Ganz Blythe helped to organize a mini-symposium on June 20 assessing the legacy of the original Warhol show. Museum Director John Smith, Richard Brown Curator of Contemporary Art Dominic Molon, Carnegie International Curator Ingrid Schaffner and celebrated NYC artist Fred Wilson—also known for pushing curatorial boundaries—discussed how Raid the Icebox I has influenced museum exhibitions over the past 50 years, encouraging curators to question the dominant narrative and honor the voices of contemporary artists.

Installation view of Raid the Icebox 1, at Delgado Museum
The exhibition (which also traveled to the Delgado Museum in New Orleans before opening in Providence) included many chairs, as well as shoes, parasols, hatboxes and Native American blankets.

Smith, a Warhol expert who worked in the Andy Warhol Museum for 11 years, explains that 1969 was a transitional year for the artist. He’d been seriously injured in a shooting in 1968, had just launched Interview magazine and was in the process of shifting the focus of his practice from painting to filmmaking. An obsessive collector of everything from shoes to chairs to Native American textiles, Warhol elevated the objects he chose to display, Smith points out, in much the same way he’d elevated the status of drug addicts, drag queens and other “fringe elements” of NYC society.

Andy Warhol exiting a tour bus
Warhol exiting the chartered tour bus that brought a New York contingent to RISD for the opening. photo by Kenneth Goodman, The Phoenix

Houston-based collectors Jean and Dominique de Menil were largely responsible for conceiving of the original exhibition and helping to bring Warhol on board. Molon credits them with transforming the very nature of curatorial practice. He cites significant exhibitions by late conceptual artist Michael Asher, RISD alumna Jenny Holzer MFA 77 PT and sculptor Robert Gober, among others, as clear examples of Raid the Icebox’s long-term influence.

“Warhol was interested, like me, in everyday culture. He saw the importance of things that weren’t considered important at the time.”

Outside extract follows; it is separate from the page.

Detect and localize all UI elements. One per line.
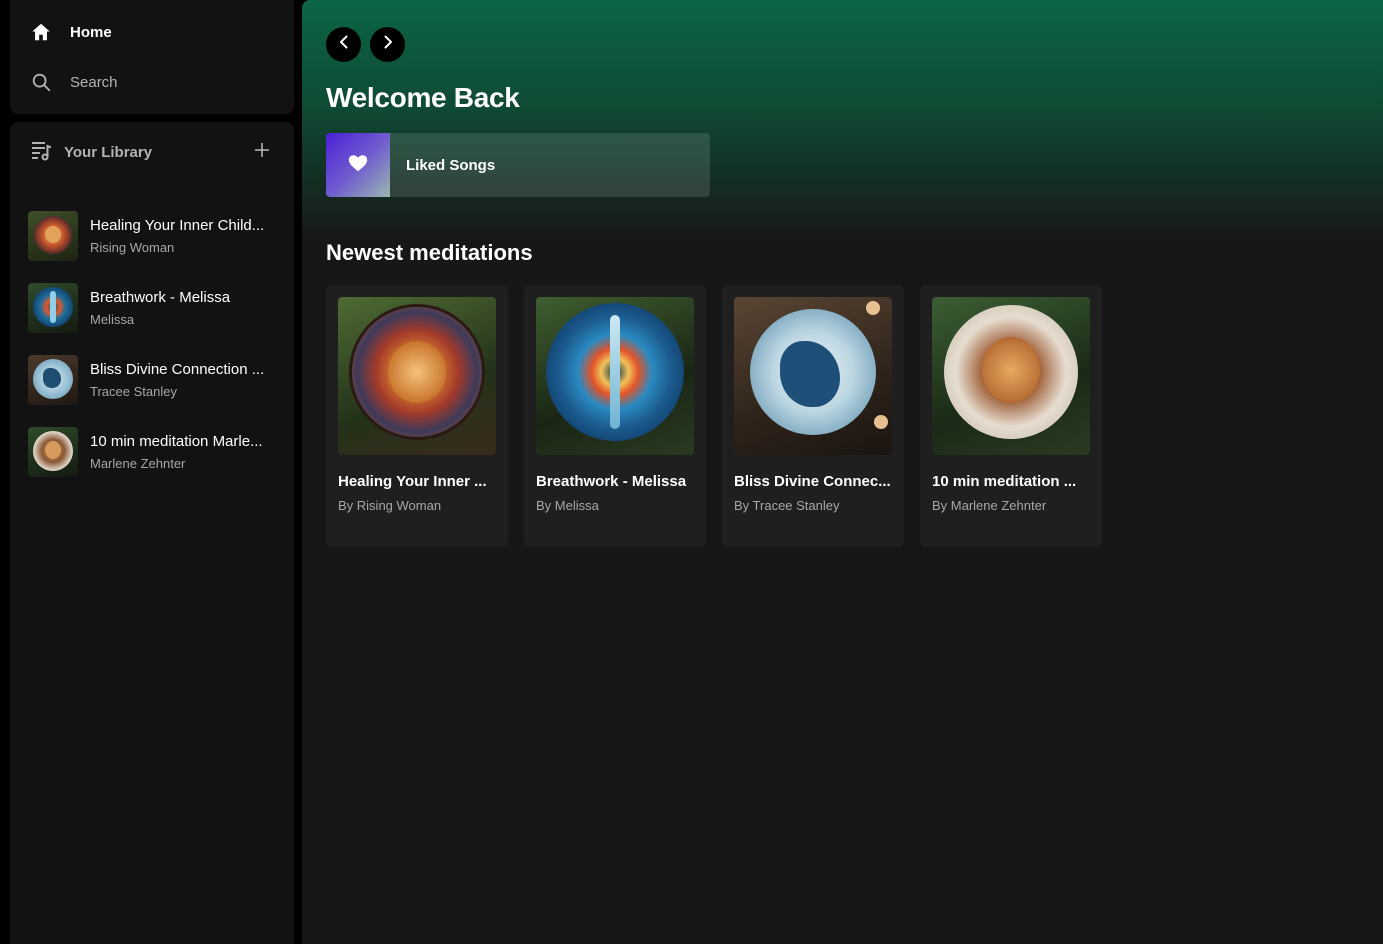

Visiting artist Fred Wilson

Wilson notes that he was unaware of the show when he put together Mining the Museum, a similarly subversive 1992 intervention at the Maryland Historical Society. “But Warhol was interested, like me, in everyday culture,” he points out. “He saw the importance of things that weren’t considered important at the time.” Wilson likens a museum’s basement to a person’s subconscious and notes that “objects in storage tell you a lot about a museum.”

Fundamentally, the panelists agree, the untrained approach to curation opens minds as it opens museum doors to a wider audience. Next fall we’ll see how contemporary artists of our time use objects from the museum’s permanent collection to express their points of view and tell new stories.